Follow: Starfleet Academy is focused on young, roughly university-age kids, going to this place to learn how to be your Captains Kirk, Janeway, Picard and the like. They’re going there to learn how to be heroes.

They are being taught by heroes. Their teachers are Starfleet officers, they are exactly the people these young students want to be. They are precisely the people these young students are learning to be, who they are aspiring to be.

But because the show is about the younger characters, the younger characters have to win. In any crisis, they must be the ones to save the day. It is contractual to the format.

So these kids act like they are already full-on adult Starfleet officers, they take charge and they constantly outshine the characters they are learning from.

So you watch this and inescapably wonder what in the hell they are doing still at Starfleet Academy? True, we get the odd very forced teenage throwing-glance-at-the-ceiling or giving each other the finger, and there you do think they are children.

But I don’t know why they are there, I don’t know what they are expected to learn. I don’t understand why any of the adult characters don’t have better things to do than stand around this academy pretty pointlessly.
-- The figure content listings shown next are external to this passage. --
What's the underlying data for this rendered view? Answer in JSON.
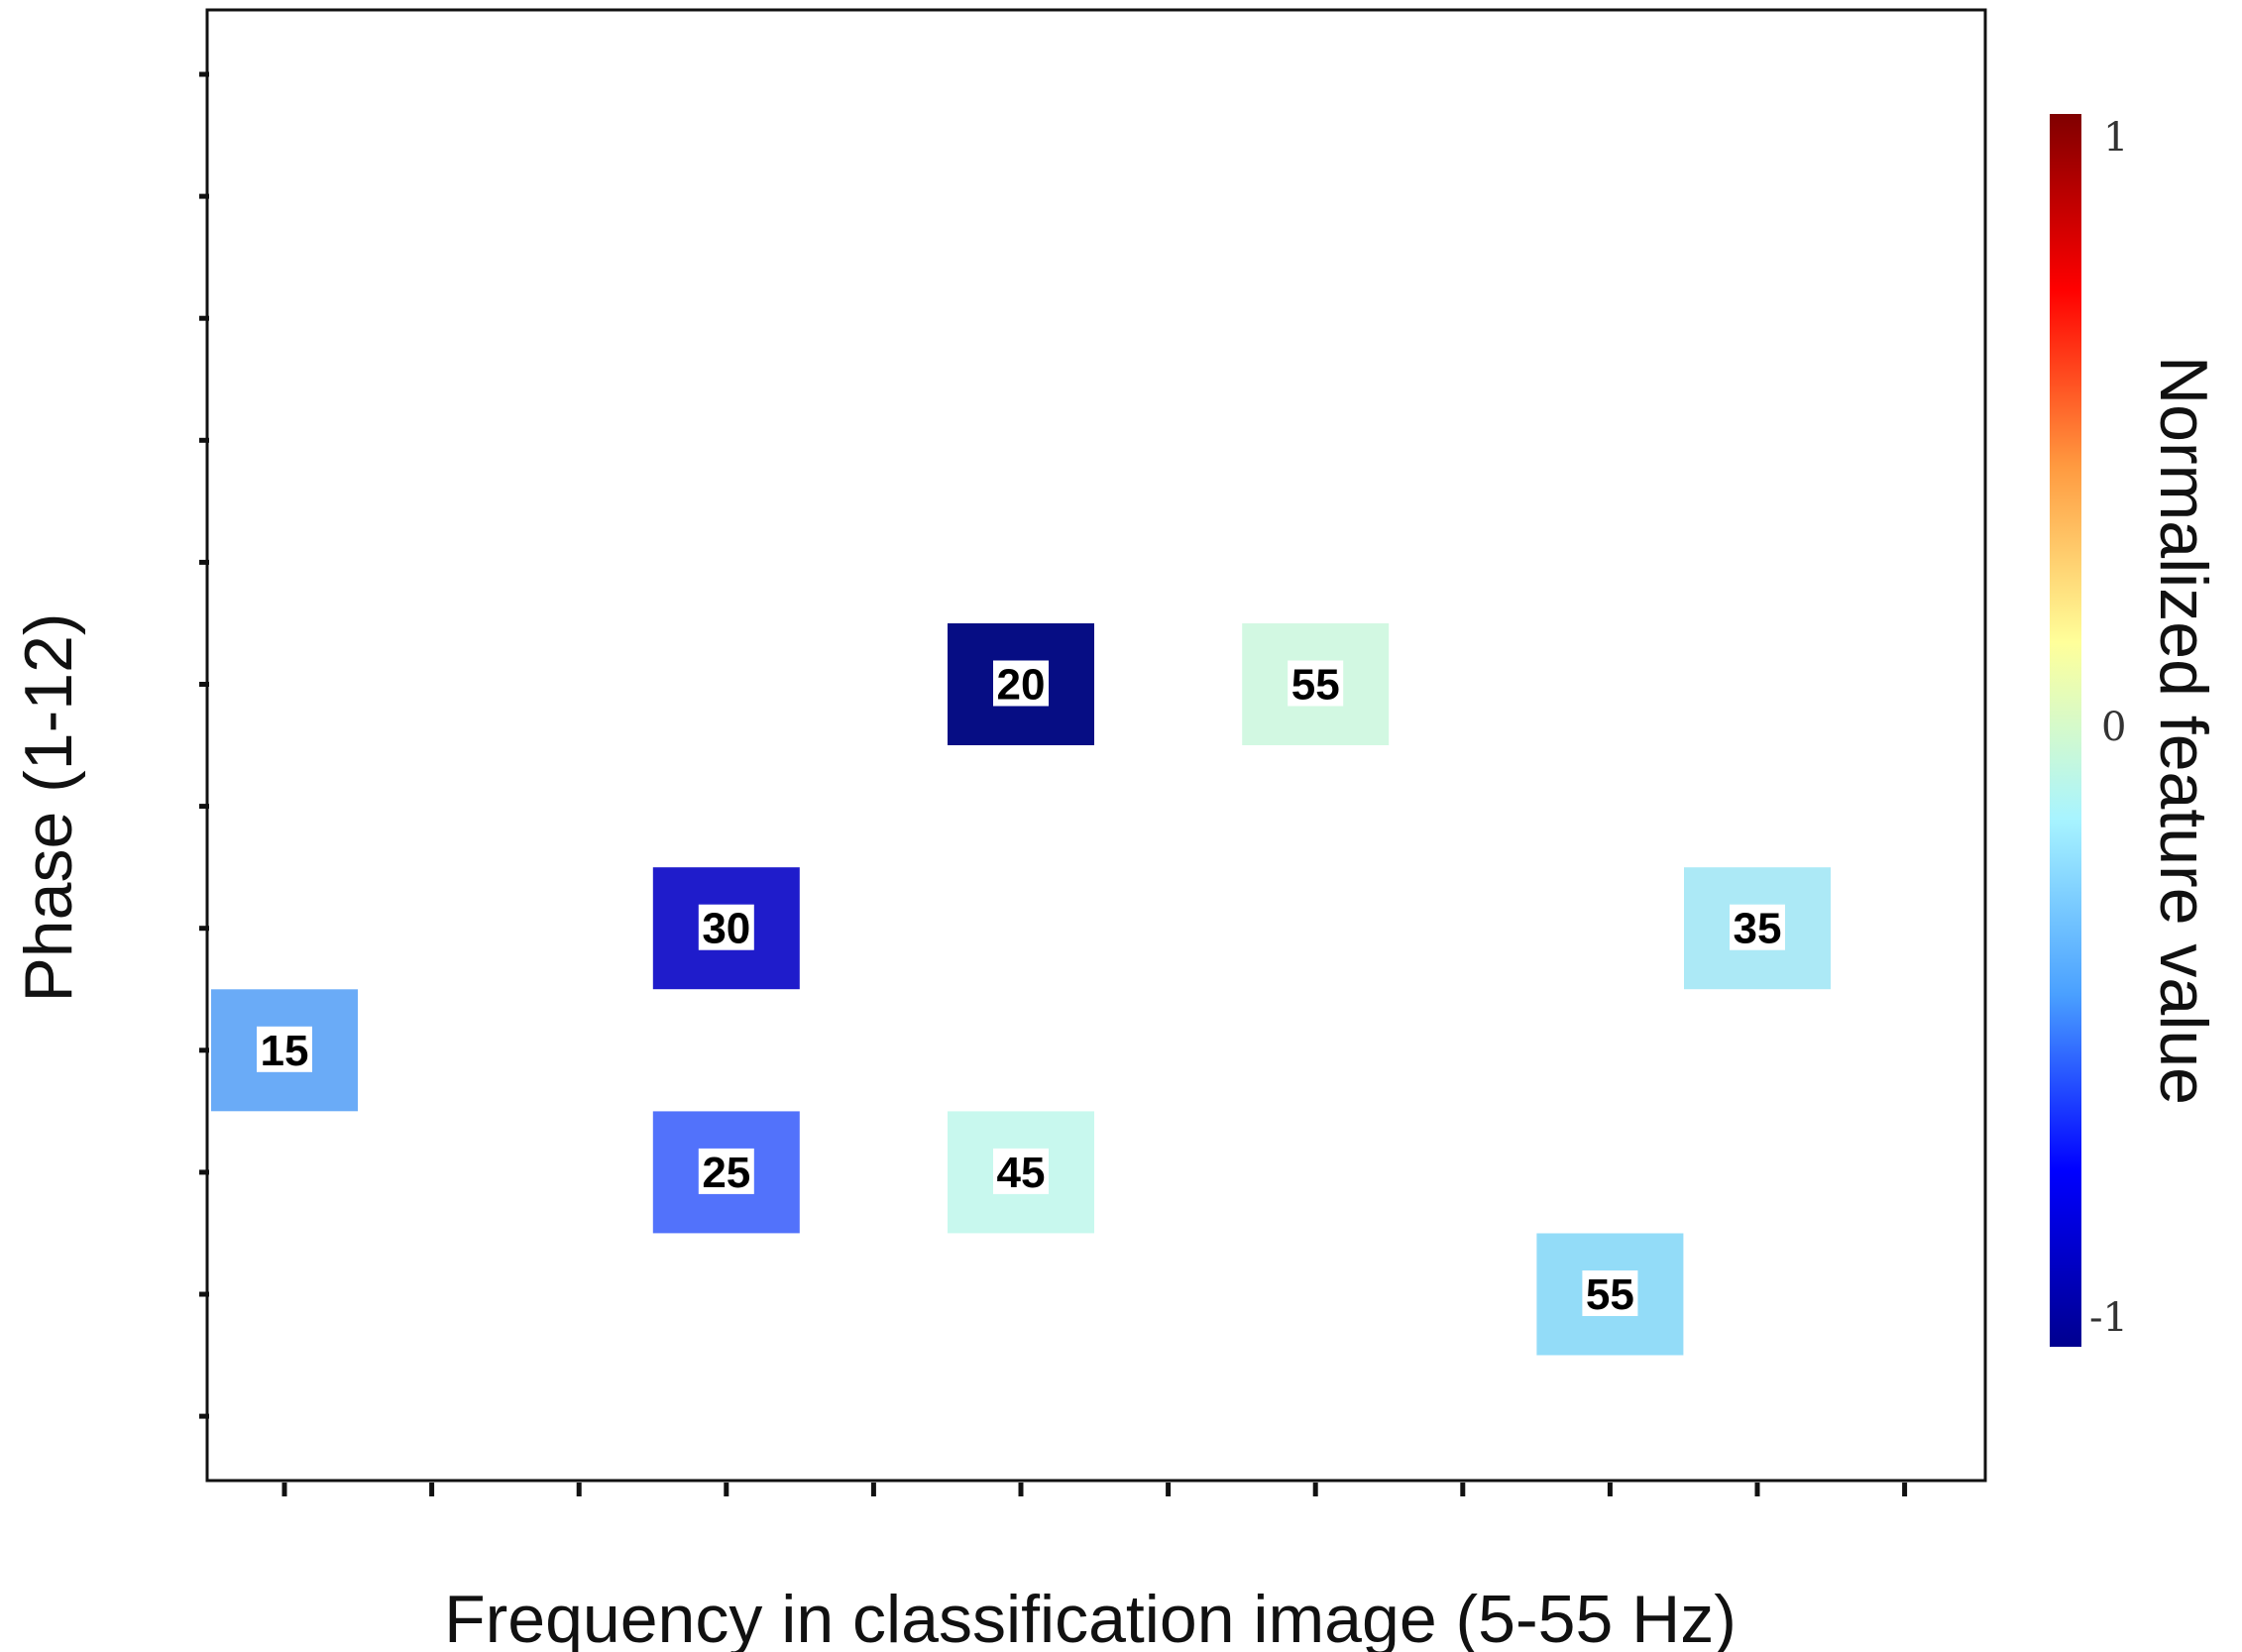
{
  "chart_data": {
    "type": "heatmap",
    "title": "",
    "xlabel": "Frequency in classification image (5-55 Hz)",
    "ylabel": "Phase (1-12)",
    "x_tick_count": 12,
    "y_tick_count": 12,
    "grid": false,
    "colorbar": {
      "label": "Normalized feature value",
      "ticks": [
        "1",
        "0",
        "-1"
      ],
      "range": [
        -1,
        1
      ],
      "colors": [
        "#00008f",
        "#0000ff",
        "#4aa0ff",
        "#a8f4ff",
        "#ffff9a",
        "#ff9a40",
        "#ff0000",
        "#800000"
      ]
    },
    "cells": [
      {
        "col": 1,
        "row": 9,
        "label": "15",
        "value": -0.55,
        "color": "#6aabf7"
      },
      {
        "col": 4,
        "row": 8,
        "label": "30",
        "value": -0.92,
        "color": "#1f1ccb"
      },
      {
        "col": 4,
        "row": 10,
        "label": "25",
        "value": -0.75,
        "color": "#5272fb"
      },
      {
        "col": 6,
        "row": 6,
        "label": "20",
        "value": -1.0,
        "color": "#060d84"
      },
      {
        "col": 6,
        "row": 10,
        "label": "45",
        "value": -0.05,
        "color": "#c8f8ee"
      },
      {
        "col": 8,
        "row": 6,
        "label": "55",
        "value": 0.0,
        "color": "#d2f8e2"
      },
      {
        "col": 10,
        "row": 11,
        "label": "55",
        "value": -0.35,
        "color": "#93dcf8"
      },
      {
        "col": 11,
        "row": 8,
        "label": "35",
        "value": -0.22,
        "color": "#ace9f6"
      }
    ]
  }
}
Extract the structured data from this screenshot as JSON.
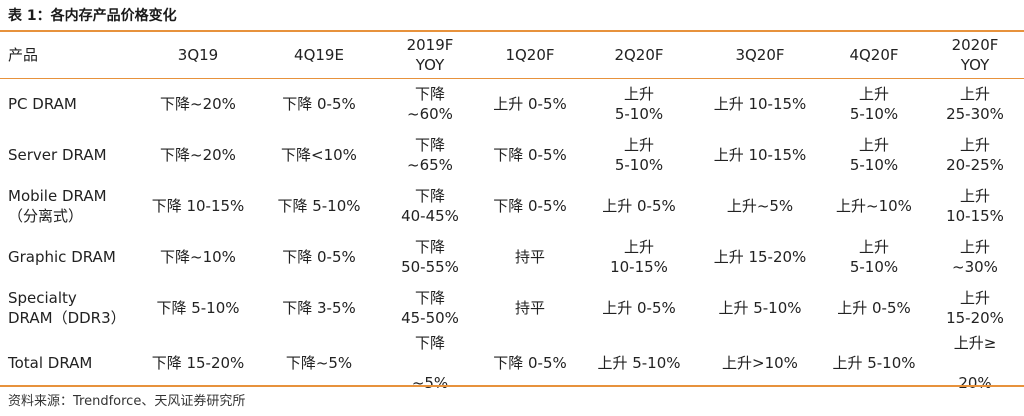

I am certain this will be fixed. No question, the writers on this show are better than I’ll ever be. But until it is, I am constantly being thrown out of the story.

And that is one sacrosanct thing I will never let go of. It is so hard to get anyone into your story that electing to thrown them out is a heinous mistake.

I’m not the audience for Starfleet Academy and I am more than fine with that. It is brilliant that the franchise is trying new things, exploring new directions. Deep Space Nine was slammed for being different to the prior Star Trek series, but that difference made all the difference.

I love Deep Space Nine. The fictional space station in it feels like home. Equally, there will be those who love Starfleet Academy and it is nothing short of fantastic when a show gets into people.

Yet in every other example I can think of where there are strata of younger and older characters, the very first thing that happens is that the two are separated. The children are always left alone to solve whatever the drama is, because otherwise the adults should fix everything.

The adults don’t get to do that here. But hopefully Starfleet Academy will have a long run in which to sort it out.